Upon shutdown, following the requirements in Live555-devel I put in my code:
void IPCamera::shutdown()
{
...
_myEnv->reclaim();
delete _myScheduler;
}
Using Valgrind to detect memory leaks I saw a strange behaviour:
1) case: Run the program - Close the program with all the IPCameras that run in the proper manner.
a) At the end of the program all the destructors are invoked.
b) exit from doEventLoop().
c) join the thread (actually is terminated because it exits from run method.
d) destroy the _myEnv and _myScheduler as showed.
e) destroy all the others objects, including IPCamera and Thread associated.
-> no memory leaks are found by Valgrind. Ok
Now comes the problem.
2) case: I'm implementing a use case where a Poco::Timer checks every X seconds if the camera is alive using ICMP ping.
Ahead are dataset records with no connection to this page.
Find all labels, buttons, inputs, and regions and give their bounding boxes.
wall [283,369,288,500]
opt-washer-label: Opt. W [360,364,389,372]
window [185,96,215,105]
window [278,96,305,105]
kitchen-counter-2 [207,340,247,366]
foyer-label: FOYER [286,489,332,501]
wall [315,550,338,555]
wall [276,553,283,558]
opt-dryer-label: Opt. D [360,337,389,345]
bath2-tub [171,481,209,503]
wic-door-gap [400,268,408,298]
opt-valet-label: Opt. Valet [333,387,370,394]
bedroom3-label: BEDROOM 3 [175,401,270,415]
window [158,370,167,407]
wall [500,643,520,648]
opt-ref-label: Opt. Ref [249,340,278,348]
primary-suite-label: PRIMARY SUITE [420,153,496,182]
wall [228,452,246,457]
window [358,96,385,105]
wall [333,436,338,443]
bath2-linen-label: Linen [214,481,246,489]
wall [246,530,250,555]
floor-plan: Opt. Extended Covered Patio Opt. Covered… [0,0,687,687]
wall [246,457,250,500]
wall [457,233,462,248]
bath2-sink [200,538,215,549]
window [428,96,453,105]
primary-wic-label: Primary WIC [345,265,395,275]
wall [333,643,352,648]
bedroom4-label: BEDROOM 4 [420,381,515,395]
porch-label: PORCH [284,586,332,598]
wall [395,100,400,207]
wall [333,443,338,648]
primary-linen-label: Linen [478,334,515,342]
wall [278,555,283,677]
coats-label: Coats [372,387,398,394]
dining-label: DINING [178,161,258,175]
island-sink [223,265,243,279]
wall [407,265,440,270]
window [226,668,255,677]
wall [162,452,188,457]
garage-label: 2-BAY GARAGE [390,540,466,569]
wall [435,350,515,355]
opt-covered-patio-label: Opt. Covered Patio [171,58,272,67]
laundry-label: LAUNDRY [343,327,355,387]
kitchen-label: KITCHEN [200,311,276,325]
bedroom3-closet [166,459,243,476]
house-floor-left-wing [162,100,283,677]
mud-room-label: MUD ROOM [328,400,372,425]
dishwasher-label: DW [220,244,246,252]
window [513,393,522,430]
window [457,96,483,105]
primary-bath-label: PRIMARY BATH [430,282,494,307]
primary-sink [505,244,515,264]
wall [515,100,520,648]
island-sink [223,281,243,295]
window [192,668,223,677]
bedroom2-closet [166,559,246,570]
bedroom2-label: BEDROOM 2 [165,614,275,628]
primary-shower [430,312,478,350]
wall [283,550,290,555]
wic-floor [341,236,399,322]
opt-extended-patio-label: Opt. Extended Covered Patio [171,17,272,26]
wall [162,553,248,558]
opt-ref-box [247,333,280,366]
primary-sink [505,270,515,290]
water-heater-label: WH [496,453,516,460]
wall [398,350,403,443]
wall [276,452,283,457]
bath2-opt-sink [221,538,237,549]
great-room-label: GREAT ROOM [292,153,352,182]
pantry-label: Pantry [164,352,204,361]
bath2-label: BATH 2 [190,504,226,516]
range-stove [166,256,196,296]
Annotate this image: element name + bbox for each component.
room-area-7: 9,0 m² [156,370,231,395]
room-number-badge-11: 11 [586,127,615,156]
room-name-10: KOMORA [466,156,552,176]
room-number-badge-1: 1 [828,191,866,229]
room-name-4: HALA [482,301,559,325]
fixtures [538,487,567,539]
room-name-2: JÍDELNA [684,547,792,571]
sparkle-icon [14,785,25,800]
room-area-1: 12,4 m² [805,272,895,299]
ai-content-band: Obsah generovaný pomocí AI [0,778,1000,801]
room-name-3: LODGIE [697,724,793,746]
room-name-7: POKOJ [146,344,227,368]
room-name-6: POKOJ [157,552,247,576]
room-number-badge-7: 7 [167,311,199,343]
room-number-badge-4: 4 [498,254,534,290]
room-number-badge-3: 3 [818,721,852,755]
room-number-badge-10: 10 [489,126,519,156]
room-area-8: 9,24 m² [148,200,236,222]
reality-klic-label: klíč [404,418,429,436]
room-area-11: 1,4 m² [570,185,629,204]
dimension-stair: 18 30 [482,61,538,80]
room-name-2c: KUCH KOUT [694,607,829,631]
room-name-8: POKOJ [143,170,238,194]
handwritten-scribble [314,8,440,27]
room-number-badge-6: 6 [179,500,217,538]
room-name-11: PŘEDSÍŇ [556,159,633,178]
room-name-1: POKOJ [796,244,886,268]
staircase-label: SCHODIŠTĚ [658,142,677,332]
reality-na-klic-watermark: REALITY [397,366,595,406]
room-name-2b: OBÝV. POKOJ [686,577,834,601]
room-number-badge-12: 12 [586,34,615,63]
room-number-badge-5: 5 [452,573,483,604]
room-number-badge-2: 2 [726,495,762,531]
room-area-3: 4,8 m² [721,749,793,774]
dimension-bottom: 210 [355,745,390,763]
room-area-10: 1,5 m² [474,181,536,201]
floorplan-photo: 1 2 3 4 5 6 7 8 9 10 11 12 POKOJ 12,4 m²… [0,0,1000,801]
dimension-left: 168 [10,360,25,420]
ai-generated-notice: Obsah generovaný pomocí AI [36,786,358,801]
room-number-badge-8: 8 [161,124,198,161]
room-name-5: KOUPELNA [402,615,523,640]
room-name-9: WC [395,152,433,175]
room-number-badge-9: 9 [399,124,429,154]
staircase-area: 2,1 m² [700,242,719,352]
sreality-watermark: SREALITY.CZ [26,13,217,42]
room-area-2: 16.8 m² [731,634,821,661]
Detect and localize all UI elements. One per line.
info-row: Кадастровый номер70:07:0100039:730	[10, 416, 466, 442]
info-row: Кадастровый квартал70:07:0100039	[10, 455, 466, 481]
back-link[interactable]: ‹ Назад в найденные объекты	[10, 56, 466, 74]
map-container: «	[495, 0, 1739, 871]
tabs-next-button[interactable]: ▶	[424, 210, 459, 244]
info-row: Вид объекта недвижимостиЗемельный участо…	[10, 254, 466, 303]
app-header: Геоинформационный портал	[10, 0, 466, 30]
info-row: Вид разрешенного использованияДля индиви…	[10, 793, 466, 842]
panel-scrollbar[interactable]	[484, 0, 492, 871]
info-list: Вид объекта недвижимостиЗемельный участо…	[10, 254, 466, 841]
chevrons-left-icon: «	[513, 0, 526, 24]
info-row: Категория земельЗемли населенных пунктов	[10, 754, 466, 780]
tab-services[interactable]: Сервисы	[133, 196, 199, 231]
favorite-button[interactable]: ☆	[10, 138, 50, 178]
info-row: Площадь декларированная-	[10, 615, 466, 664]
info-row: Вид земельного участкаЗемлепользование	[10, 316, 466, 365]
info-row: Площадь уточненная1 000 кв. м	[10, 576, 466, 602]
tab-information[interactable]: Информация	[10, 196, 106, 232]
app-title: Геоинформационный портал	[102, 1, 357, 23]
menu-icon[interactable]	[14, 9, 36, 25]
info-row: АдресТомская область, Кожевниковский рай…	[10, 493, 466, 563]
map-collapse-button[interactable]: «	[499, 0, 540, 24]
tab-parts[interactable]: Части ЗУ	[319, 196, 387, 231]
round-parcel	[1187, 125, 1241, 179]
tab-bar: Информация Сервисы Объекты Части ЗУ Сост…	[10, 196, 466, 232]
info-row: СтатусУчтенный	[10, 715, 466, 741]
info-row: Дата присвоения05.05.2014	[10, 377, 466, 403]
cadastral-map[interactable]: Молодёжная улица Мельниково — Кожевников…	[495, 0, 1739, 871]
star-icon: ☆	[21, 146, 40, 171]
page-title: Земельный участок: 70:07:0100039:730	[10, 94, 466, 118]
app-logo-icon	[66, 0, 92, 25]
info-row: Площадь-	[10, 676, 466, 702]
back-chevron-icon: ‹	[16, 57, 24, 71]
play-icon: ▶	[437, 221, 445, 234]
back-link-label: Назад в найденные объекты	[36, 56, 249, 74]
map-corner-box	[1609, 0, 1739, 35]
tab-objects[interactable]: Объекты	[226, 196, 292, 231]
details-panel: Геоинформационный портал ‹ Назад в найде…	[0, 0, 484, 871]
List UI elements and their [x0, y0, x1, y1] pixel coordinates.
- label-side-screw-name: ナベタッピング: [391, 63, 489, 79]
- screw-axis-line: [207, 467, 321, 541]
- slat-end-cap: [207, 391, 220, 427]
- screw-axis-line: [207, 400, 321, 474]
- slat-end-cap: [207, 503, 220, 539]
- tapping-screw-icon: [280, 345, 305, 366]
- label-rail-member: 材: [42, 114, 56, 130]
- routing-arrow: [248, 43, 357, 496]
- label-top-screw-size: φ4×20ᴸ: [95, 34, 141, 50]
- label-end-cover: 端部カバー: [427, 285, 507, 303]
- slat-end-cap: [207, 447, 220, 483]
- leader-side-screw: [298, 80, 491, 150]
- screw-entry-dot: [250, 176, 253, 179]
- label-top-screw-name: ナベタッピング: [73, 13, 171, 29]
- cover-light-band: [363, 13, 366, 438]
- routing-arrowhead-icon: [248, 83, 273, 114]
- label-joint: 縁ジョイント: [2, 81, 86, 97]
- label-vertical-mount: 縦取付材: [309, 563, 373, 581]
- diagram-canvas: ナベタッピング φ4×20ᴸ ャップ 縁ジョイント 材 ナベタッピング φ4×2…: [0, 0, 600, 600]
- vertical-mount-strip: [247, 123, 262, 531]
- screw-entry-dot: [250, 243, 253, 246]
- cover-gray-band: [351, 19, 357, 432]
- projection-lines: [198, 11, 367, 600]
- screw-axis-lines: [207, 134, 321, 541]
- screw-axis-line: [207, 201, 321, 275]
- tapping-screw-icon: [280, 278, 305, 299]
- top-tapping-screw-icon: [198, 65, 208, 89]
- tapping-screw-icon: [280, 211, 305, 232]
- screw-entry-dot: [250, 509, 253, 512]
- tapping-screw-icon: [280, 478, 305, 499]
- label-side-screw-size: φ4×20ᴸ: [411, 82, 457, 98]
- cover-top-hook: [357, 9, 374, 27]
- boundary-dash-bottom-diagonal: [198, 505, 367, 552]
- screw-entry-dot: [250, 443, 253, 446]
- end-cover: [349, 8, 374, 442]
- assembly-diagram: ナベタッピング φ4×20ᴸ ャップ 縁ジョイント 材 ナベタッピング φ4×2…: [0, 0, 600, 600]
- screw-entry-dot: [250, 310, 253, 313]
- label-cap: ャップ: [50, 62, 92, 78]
It raises an event (using Poco events) in case it doesn't answer because the network is down and I do the follow:
IPCamera down :
a) put the _watchEventLoopVariable = 1 to exit from the run method;
b) shutdown the client associated to the IPCamera as showed
c) join the thread
I don't destroy the thread because I would like to reuse it when the network is up again and the camera works again.And in that case: a)I set the _eventWatchVariable = 0. b) Let start again the thread with: myThread->run()
Valgrind tells me that memory leaks are found: 60 bytes direct, 20.000 indirect bytes are lost in the thread, in the H264BufferdPackedFactory::createNewPacket(...), a class of Live555.
SOLVED I found out that the problem was the tunneling over TCP. In LIVE55 you can select the kind of protocol. If I select:
I don't have any leak. I used many times Valgrind to be sure (it discovered the problem).
If I use TCP then the above problem is manifested.